In response to a recent letter I thought I would concentrate on tone controls this month. Basically there are two opposing views on this subject. There are those who deny totally the need for controls. Others argue, just as vociferously, that even with the perfect system the listening room will adversely affect the sound.
To understand the operation of tone controls we need to go back to basic electronic theory. Figure 1a shows a low pass filter and Figure 1b a high pass filter. Both these filters rely on the behaviour of capacitors when fed with AC voltages. Capacitors exhibit an impedance to an AC signal which, like resistance, is measured in ohms. Unlike resistors though capacitive impedance alters with frequency. As the frequency increases the impedance decreases. Knowing this information we can understand qualitatively the action of the circuits shown in Figure 1.
Look at the low pass section. The input signal is applied through the resistor which forms a potential divider with the capacitor. The output signal is taken from across the capacitor. At low frequencies the impedance of the capacitor is much higher than the resistor's value. Because of this the output signal at these frequencies is hardly attenuated by the capacitor's impedance. At high frequencies the capacitor looks like a low impedance. In consequence the output signal is highly attenuated.
The high pass filter section works in the reverse manner because the components have been transposed.
Now it is possible to obtain relative boosts and cut in both the bass and treble regions with modifications of the simple passive circuits shown. The big breakthrough as far as hi-fi is concerned came when these simple circuits were replaced with active circuitry. Before passing on to this let's look again briefly at the simple filters.
The impedance of the capacitor can be found from the following equation, Z = 1/2ΠfC, where Z is the impedance in ohms, f is the input frequency in Hertz and C the capacitance in Farads.
The cutoff point of the filters shown, the legendary 3dB point, occurs where the impedance of the capacitor is equal to the resistance to which it is connected. To take an example let's assume that the resistor is 100k and the capacitor is 100nF. The 3dB point will occur when the impedance of the capacitor is equal to the value of the resistor, 100k. By rearranging the equation for f we get, f = 1/2ΠCZ = 1/(6.28 x 10-7 x 105) = 15.9Hz. The high pass filter will have a response flat above that frequency, that falls at 6dB/octave below it. The low pass filter will have the converse response.
At this point Peter Baxandall enters the picture. The tone control circuit that bears his name and is found in virtually all preamplifiers has been around for a long time now (it first saw the light of day in the fifties!).
To understand how it works once again requires an excursion into basic circuitry, this time amplifiers. Look now at Figure 2a. This shows an op-amp circuit, the so-called virtual earth circuit. To understand its operation it is important to know what the op-amp is doing. The non-inverting input is held at earth potential. The op-amp operates to ensure that both its inputs stay at the same potential. If a positive voltage is fed into R1 with respect to earth a current will flow through the resistor equal to Vin/R1. In order that the inverting input stays at earth potential it is necessary that this current flows somewhere. The 'somewhere' is to the output stage via R2. The output voltage will therefore go negative to sink the input current.
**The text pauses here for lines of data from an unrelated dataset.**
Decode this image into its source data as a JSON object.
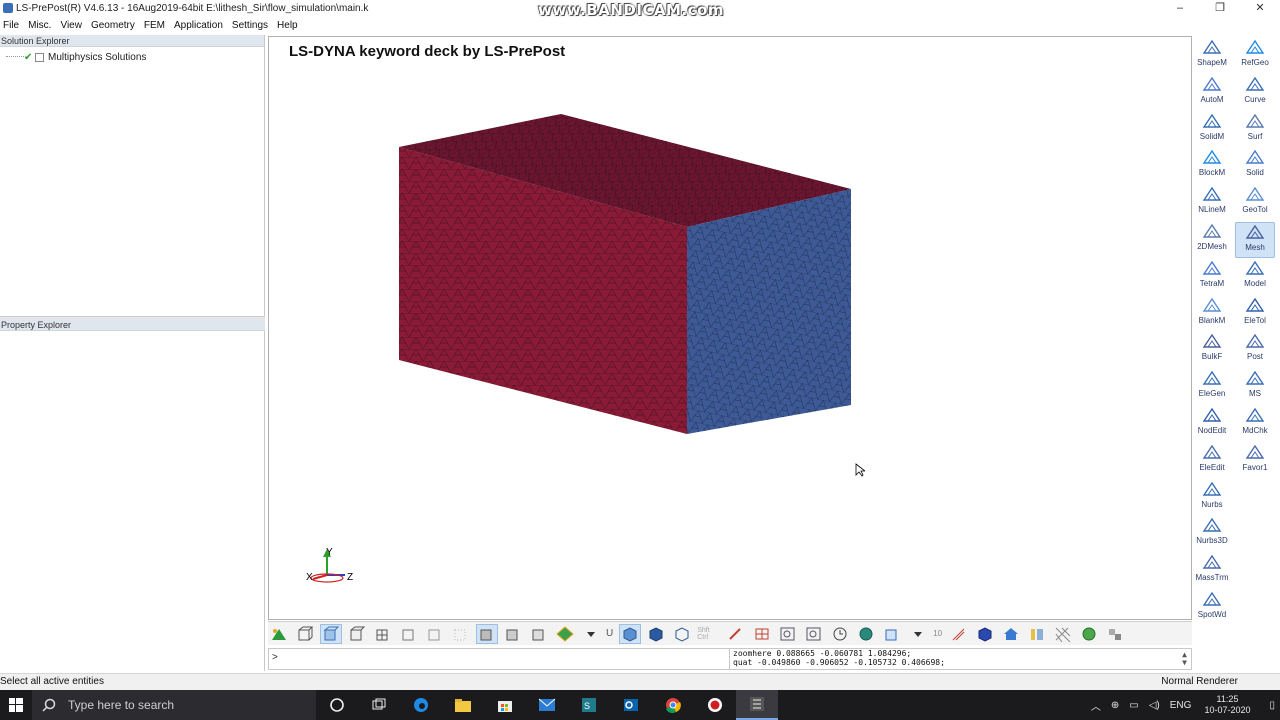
{
  "window": {
    "title": "LS-PrePost(R) V4.6.13 - 16Aug2019-64bit E:\\lithesh_Sir\\flow_simulation\\main.k",
    "watermark": "www.BANDICAM.com",
    "minimize_glyph": "–",
    "maximize_glyph": "❐",
    "close_glyph": "✕"
  },
  "menubar": {
    "items": [
      "File",
      "Misc.",
      "View",
      "Geometry",
      "FEM",
      "Application",
      "Settings",
      "Help"
    ]
  },
  "solution_explorer": {
    "header": "Solution Explorer",
    "items": [
      {
        "label": "Multiphysics Solutions",
        "checked": true
      }
    ]
  },
  "property_explorer": {
    "header": "Property Explorer"
  },
  "viewport": {
    "title": "LS-DYNA keyword deck by LS-PrePost",
    "model": {
      "top_color": "#6b1530",
      "front_color": "#8a1a36",
      "side_color": "#3e5a96",
      "mesh_line_color": "#1a1a1a"
    },
    "triad": {
      "x_label": "X",
      "y_label": "Y",
      "z_label": "Z"
    }
  },
  "right_toolbar": {
    "left_column": [
      "ShapeM",
      "AutoM",
      "SolidM",
      "BlockM",
      "NLineM",
      "2DMesh",
      "TetraM",
      "BlankM",
      "BulkF",
      "EleGen",
      "NodEdit",
      "EleEdit",
      "Nurbs",
      "Nurbs3D",
      "MassTrm",
      "SpotWd"
    ],
    "right_column": [
      "RefGeo",
      "Curve",
      "Surf",
      "Solid",
      "GeoTol",
      "Mesh",
      "Model",
      "EleTol",
      "Post",
      "MS",
      "MdChk",
      "Favor1"
    ],
    "active": "Mesh"
  },
  "bottom_toolbar": {
    "text_u": "U",
    "text_shift": "Shft Ctrl",
    "text_10": "10"
  },
  "command": {
    "prompt": ">",
    "messages": [
      "zoomhere 0.088665 -0.060781 1.084296;",
      "quat -0.049860 -0.906052 -0.105732 0.406698;"
    ]
  },
  "statusbar": {
    "left": "Select all active entities",
    "right": "Normal Renderer"
  },
  "taskbar": {
    "search_placeholder": "Type here to search",
    "language": "ENG",
    "time": "11:25",
    "date": "10-07-2020"
  }
}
Because the same current flows through both - resistors the gain of the circuit is R2/R1.
If either resistor were to be replaced with a capacitor the same relationship holds true, but the gain will vary with frequency. Figure 2b shows how this information is used to construct a bass boost and cut circuit. With the slider of RV1 in the midway position the gain of the circuit will be unity since the network is symmetrical. Now let us assume that the slider, and hence the inverting input is at the right hand end of its travel, C2 will be shorted out and the whole of RV1 will appear in the input circuit.
At high frequencies C1's impedance will be negligible compared with either RV1 or Rl. The gain of the circuit will be determined by the ratio of R2/(RV1+R1) unity. As the input frequency is lowered a point will be reached where the impedance of C1 is equal to R1. Here the response will be 3dB down. The response will continue to fall until the impedance of C1 equals the resistance of RV1. At this stage the response is 3dB up referred to the minimum gain of the circuit which occurs at DC.
What we have just described is a bass cut control. The beauty of this circuit is that with the slider at the opposite end of the pot, bass boost is obtained. Imagine the situation, C1 is effectively shorted and RV1 is between the output and inverting input. At very low frequencies the gain is RV1 + R/R. As the frequency increases C2 will begin to shunt RV1. The response starts to fall when CZ equals RV1 then falls to the +3dB point where CZ = R.
Figure 2c shows the treble boost and cut control. With the slider in the central position the gain of the circuit is again unity at any frequency. With the slider to the right maximum cut is obtained since at high frequencies the impedance of C is negligible. The gain being R2/(RV1+R1). With the slider to the left maximum gain occurs at high frequencies.
The full circuit of a Baxandall tone control is shown in Figure 3. As you can see this consists of both of the sections discussed. Note though that R5 and R6 have been included to prevent interaction between them. The circuit shows only one channel. For stereo duplicate everything but use dual gang pots for RV1 and 2 to ensure tracking.